I ate a biscuit and ni

bbled at the chicken. Pecker was right. The chicken was good. Really good. I didn’t have any delusions about winning the contest, but at least we might not poison anyone.

My father reached for the butter and noticed the chunk of plaster in the middle of the table. “Where’d that come from?” he asked.

No one said anything.

My father looked up to the ceiling and spotted the hole. “I knew when we hired your cousin to do the plastering it wasn’t going to hold,” my father said to my mother.

“He plastered that ceiling thirty years ago,” my mother said.

“Well, some of it fell down. Call him after dinner and tell him he better fix it.”

“I heard some interesting news today,” Grandma said.

“Arline Sweeney called and said they were going to hold the Chipotle funeral here in Trenton.”

“Why would they do that?” Lula asked.

“I guess he had three ex-wives who didn’t want him in their plot. And his sister didn’t want him in her plot. So the barbecue company decided to take charge and bury him here since that’s where his head is.
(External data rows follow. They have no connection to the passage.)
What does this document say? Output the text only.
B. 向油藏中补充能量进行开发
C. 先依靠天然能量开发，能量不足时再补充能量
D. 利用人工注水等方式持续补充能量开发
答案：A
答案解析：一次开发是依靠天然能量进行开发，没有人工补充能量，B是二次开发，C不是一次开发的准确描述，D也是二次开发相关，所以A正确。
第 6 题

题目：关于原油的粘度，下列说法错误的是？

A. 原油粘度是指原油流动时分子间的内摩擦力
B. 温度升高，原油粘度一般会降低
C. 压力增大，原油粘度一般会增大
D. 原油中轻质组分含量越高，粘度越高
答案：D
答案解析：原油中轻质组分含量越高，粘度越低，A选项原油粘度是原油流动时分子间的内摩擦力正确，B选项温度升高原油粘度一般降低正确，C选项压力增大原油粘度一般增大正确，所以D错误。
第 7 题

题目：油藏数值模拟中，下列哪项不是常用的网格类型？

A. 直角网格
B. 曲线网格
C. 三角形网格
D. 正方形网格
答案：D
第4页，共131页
And he’s gonna be at the funeral home on Hamilton. Right here in the Burg.”

“That’s weird,” Lula said. “Are they going to have a viewing?”

“Arline didn’t know anything about that, but I guess they’d have a viewing. There’s always a viewing.”

“Yeah, but they only got a head,” Lula said. “How do they have a viewing with just a head? And what about the casket? Would they put just the head in a whole big casket?”